ChatGPT can now browse the internet for data to help answer prompts OpenAI announced (27 September) via X (formerly Twitter). 

Previously, ChatGPT was only limited to using data from before September 2021 to generate its responses. Alongside promising clearer, more authoritative responses, OpenAI also announced that ChatGPT would provide direct links to the information sources that it is using. 

This would allow users to trace where information has come from and enable users to identify hallucinations or assess the viability of sources themselves. 

The update will be available only to Plus and Enterprise users. 

Research analyst GlobalData the global specialised AI market will be worth $505bn by 2030. 

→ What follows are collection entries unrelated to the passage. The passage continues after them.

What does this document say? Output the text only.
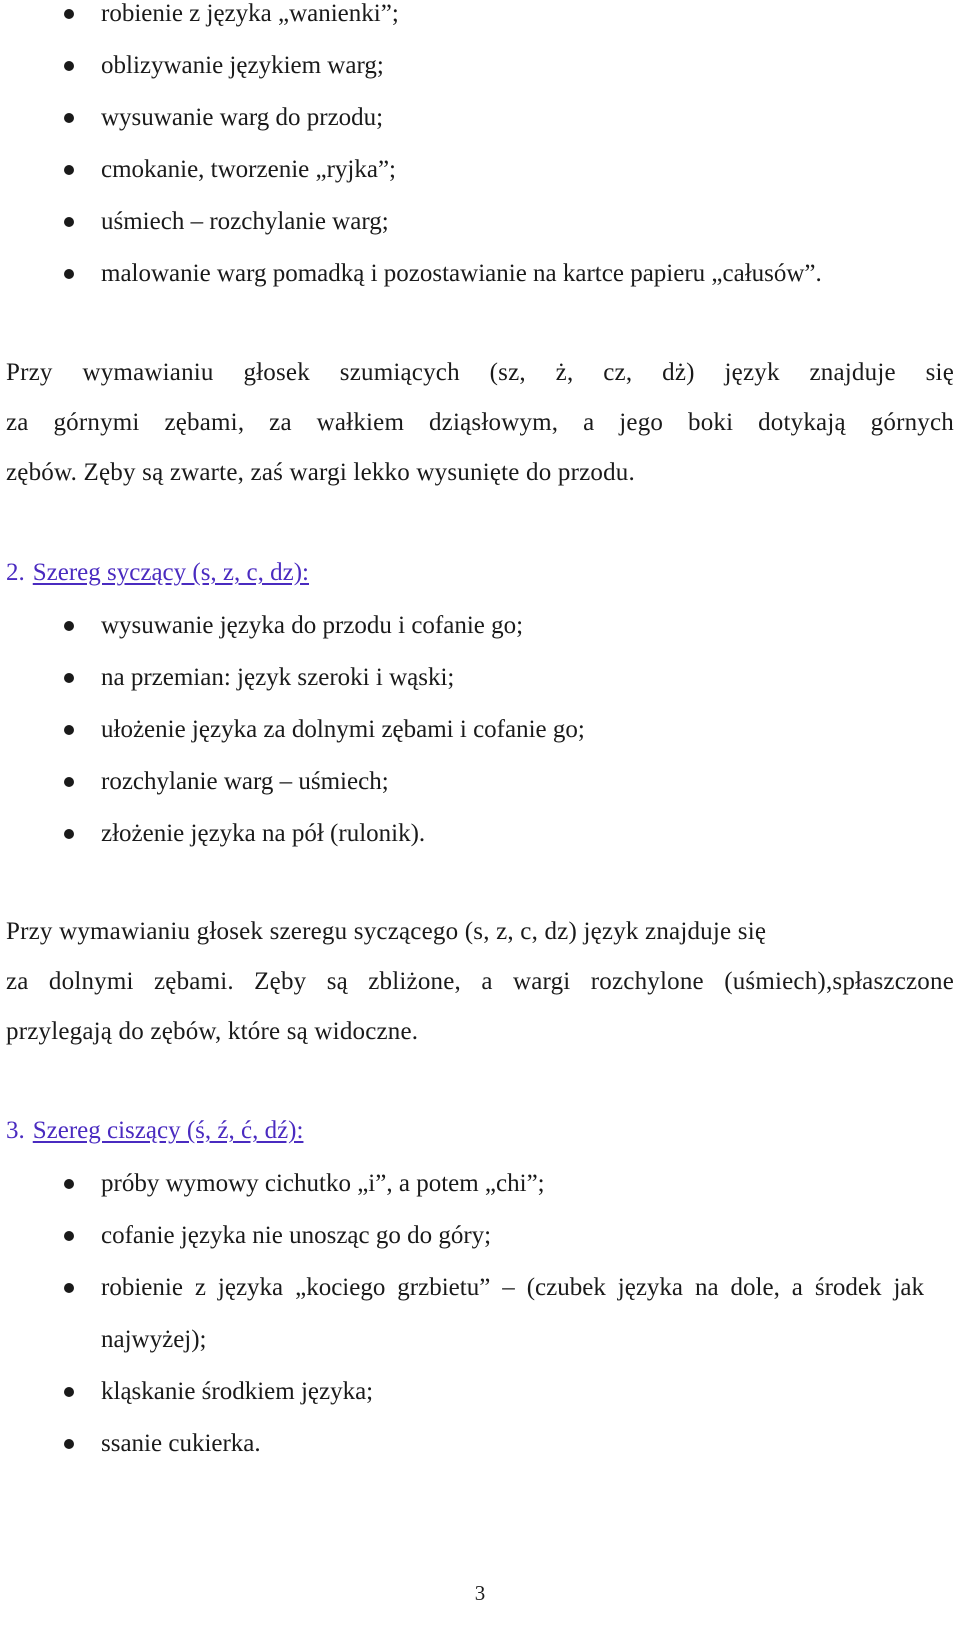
robienie z języka „wanienki”;
oblizywanie językiem warg;
wysuwanie warg do przodu;
cmokanie, tworzenie „ryjka”;
uśmiech – rozchylanie warg;
malowanie warg pomadką i pozostawianie na kartce papieru „całusów”.

Przy wymawianiu głosek szumiących (sz, ż, cz, dż) język znajduje się
za górnymi zębami, za wałkiem dziąsłowym, a jego boki dotykają górnych
zębów. Zęby są zwarte, zaś wargi lekko wysunięte do przodu.

2. Szereg syczący (s, z, c, dz):
wysuwanie języka do przodu i cofanie go;
na przemian: język szeroki i wąski;
ułożenie języka za dolnymi zębami i cofanie go;
rozchylanie warg – uśmiech;
złożenie języka na pół (rulonik).

Przy wymawianiu głosek szeregu syczącego (s, z, c, dz) język znajduje się
za dolnymi zębami. Zęby są zbliżone, a wargi rozchylone (uśmiech),spłaszczone
przylegają do zębów, które są widoczne.

3. Szereg ciszący (ś, ź, ć, dź):
próby wymowy cichutko „i”, a potem „chi”;
cofanie języka nie unosząc go do góry;
robienie z języka „kociego grzbietu” – (czubek języka na dole, a środek jak najwyżej);
kląskanie środkiem języka;
ssanie cukierka.
3
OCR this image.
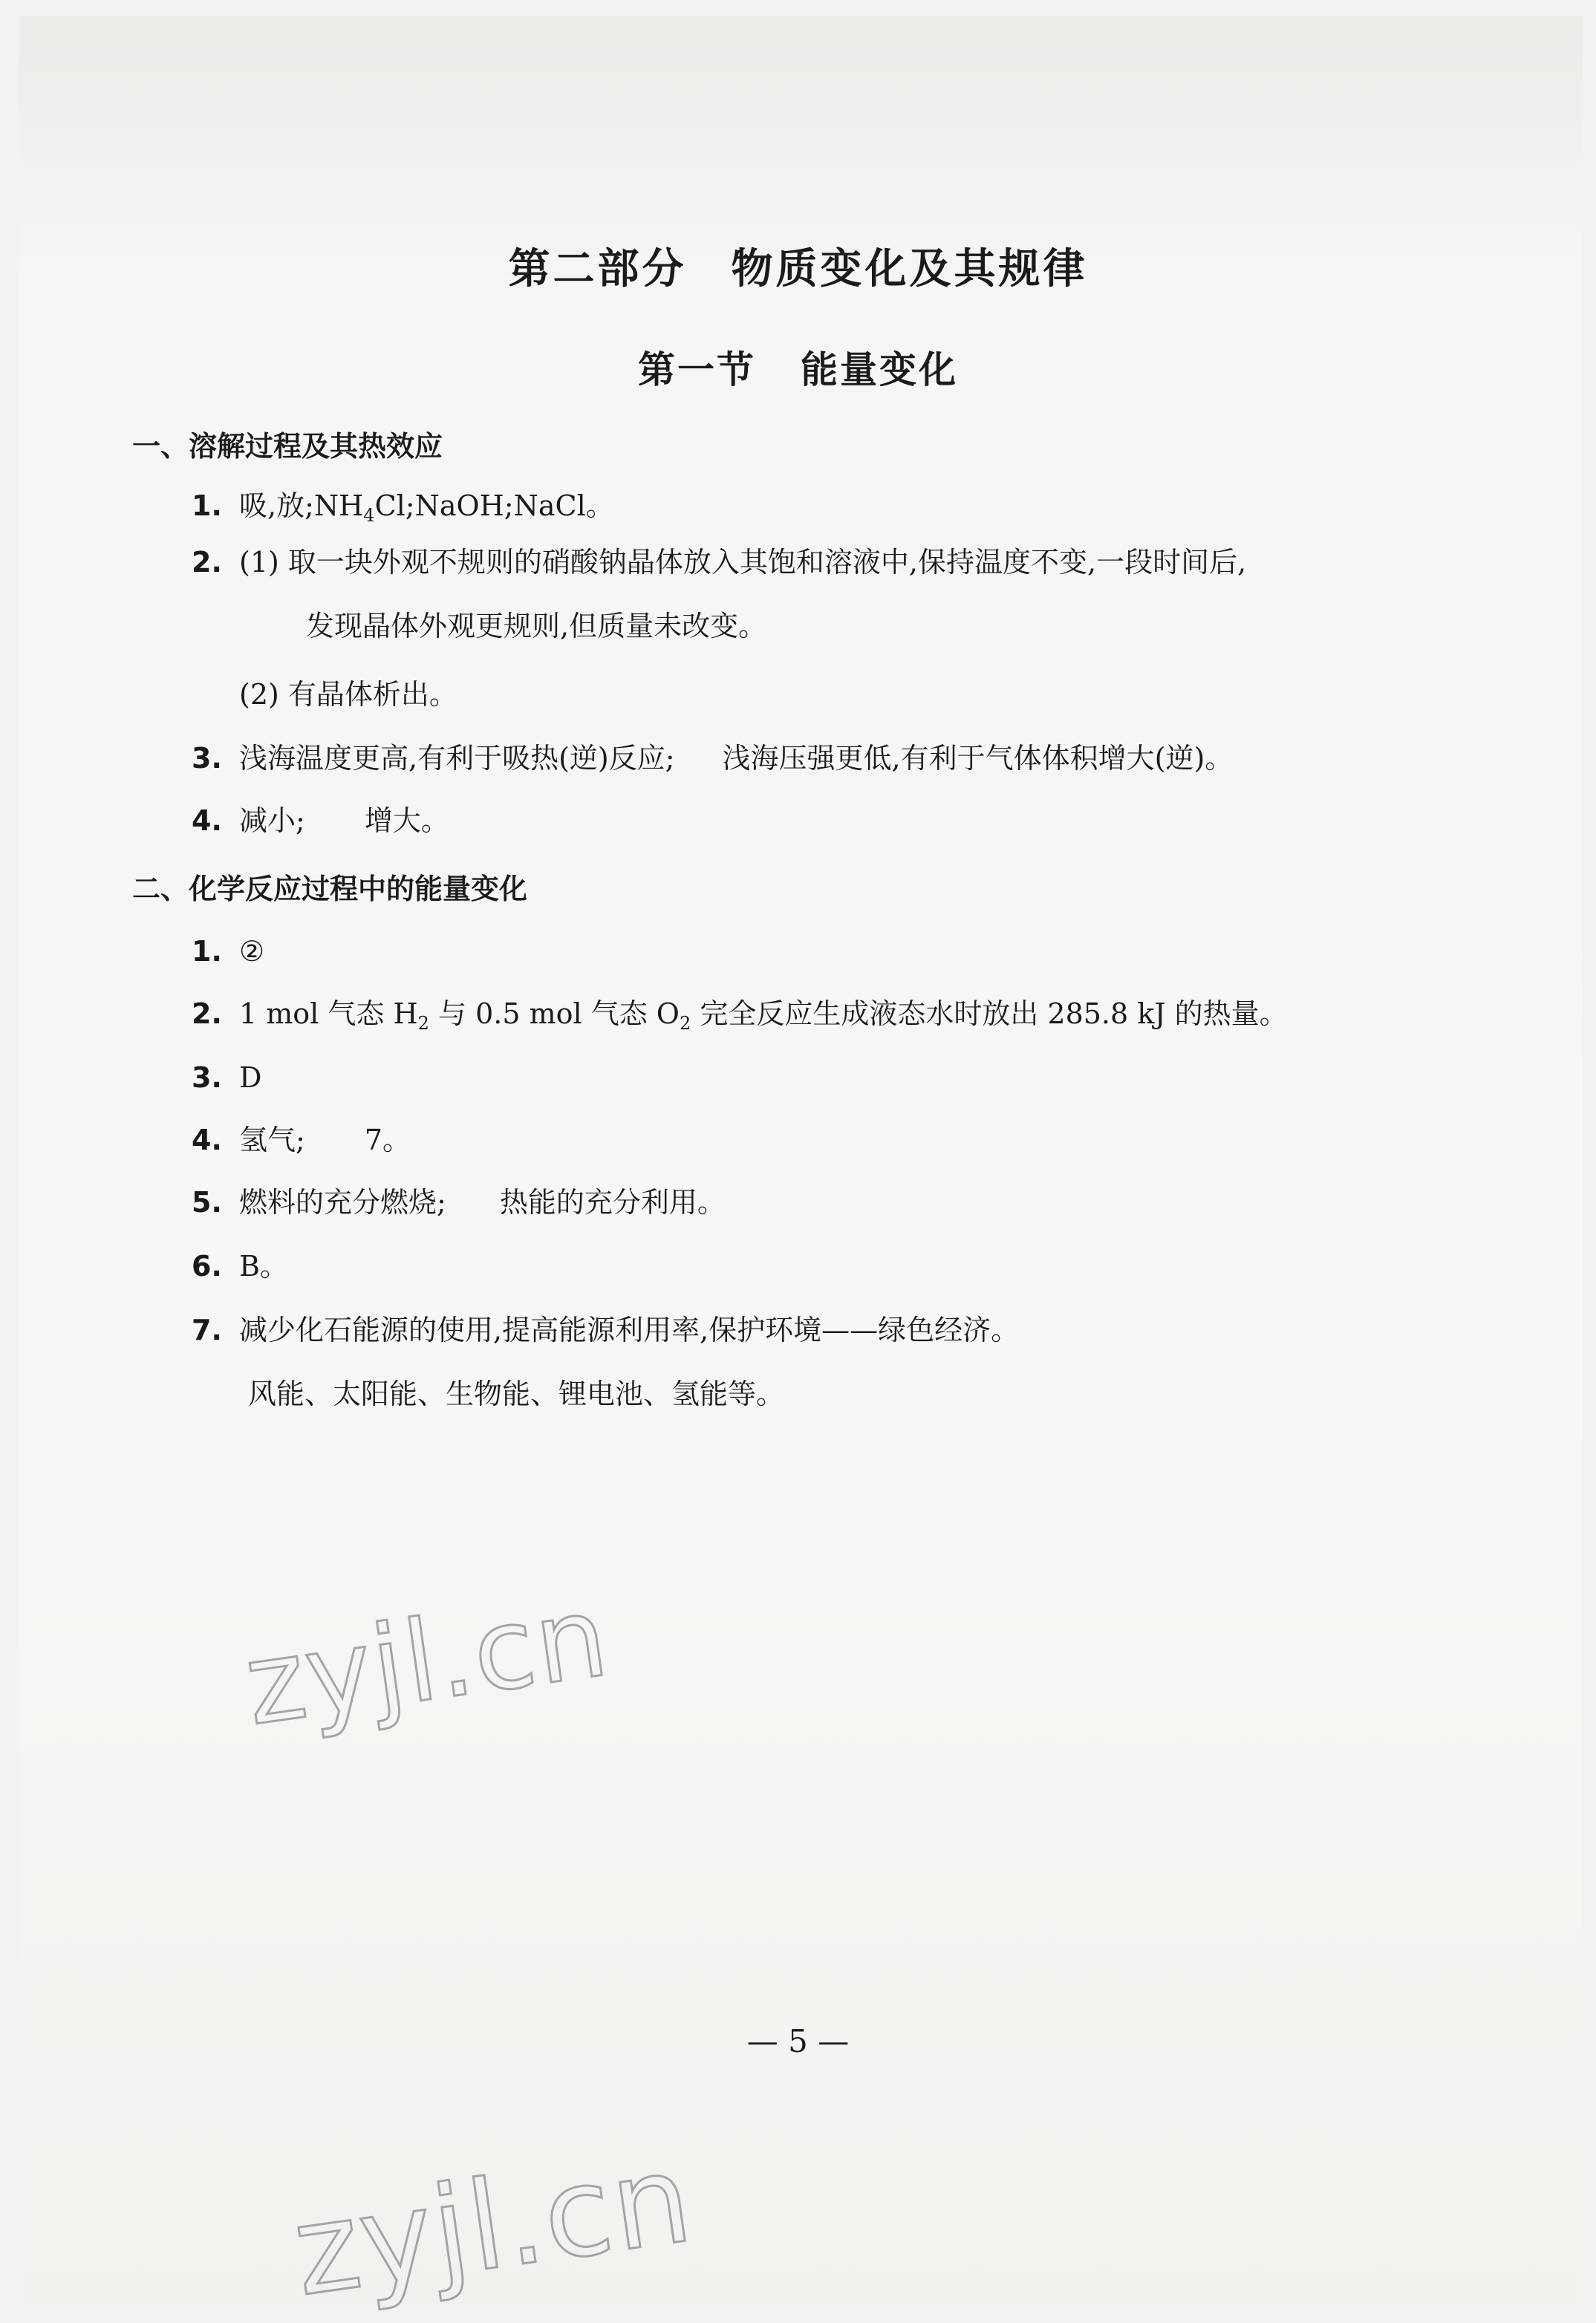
第二部分 物质变化及其规律
第一节 能量变化
一、溶解过程及其热效应
1. 吸,放$;NH_4Cl;NaOH;NaCl$。
2. (1) 取一块外观不规则的硝酸钠晶体放入其饱和溶液中,保持温度不变,一段时间后,
发现晶体外观更规则,但质量未改变。
(2) 有晶体析出。
3. 浅海温度更高,有利于吸热(逆)反应; 浅海压强更低,有利于气体体积增大(逆)。
4. 减小; 增大。
二、化学反应过程中的能量变化
1. ②
2. 1 mol 气态 $H_2$ 与 0.5 mol 气态 $O_2$ 完全反应生成液态水时放出 285.8 kJ 的热量。
3. D
4. 氢气; 7。
5. 燃料的充分燃烧; 热能的充分利用。
6. B。
7. 减少化石能源的使用,提高能源利用率,保护环境——绿色经济。
风能、太阳能、生物能、锂电池、氢能等。
— 5 —
zyjl.cn
zyjl.cn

In its 2023 tech sentiment polls, GlobalData found that AI was the most talked about technology with 63% of businesses surveyed believing that AI will live up to all of its promises. A further 44% of businesses, however, answered that AI was already a disrupting force in their sector. 

For businesses wishing to incorporate AI and ChatGPT into their daily workloads, ensuring the reliability of generated responses should be a top priority. 

A greater reliance upon website browsing and the ability to cite information sources could be in response to many copyright lawsuits being filed against OpenAI by leading authors and comedians. 

ChatGPT’s browsing feature was released to a small number of business users back in March 2023, following OpenAI’s iterative deployment philosophy. This strategy allows OpenAI to receive real-time feedback from user experience in order to develop the feature.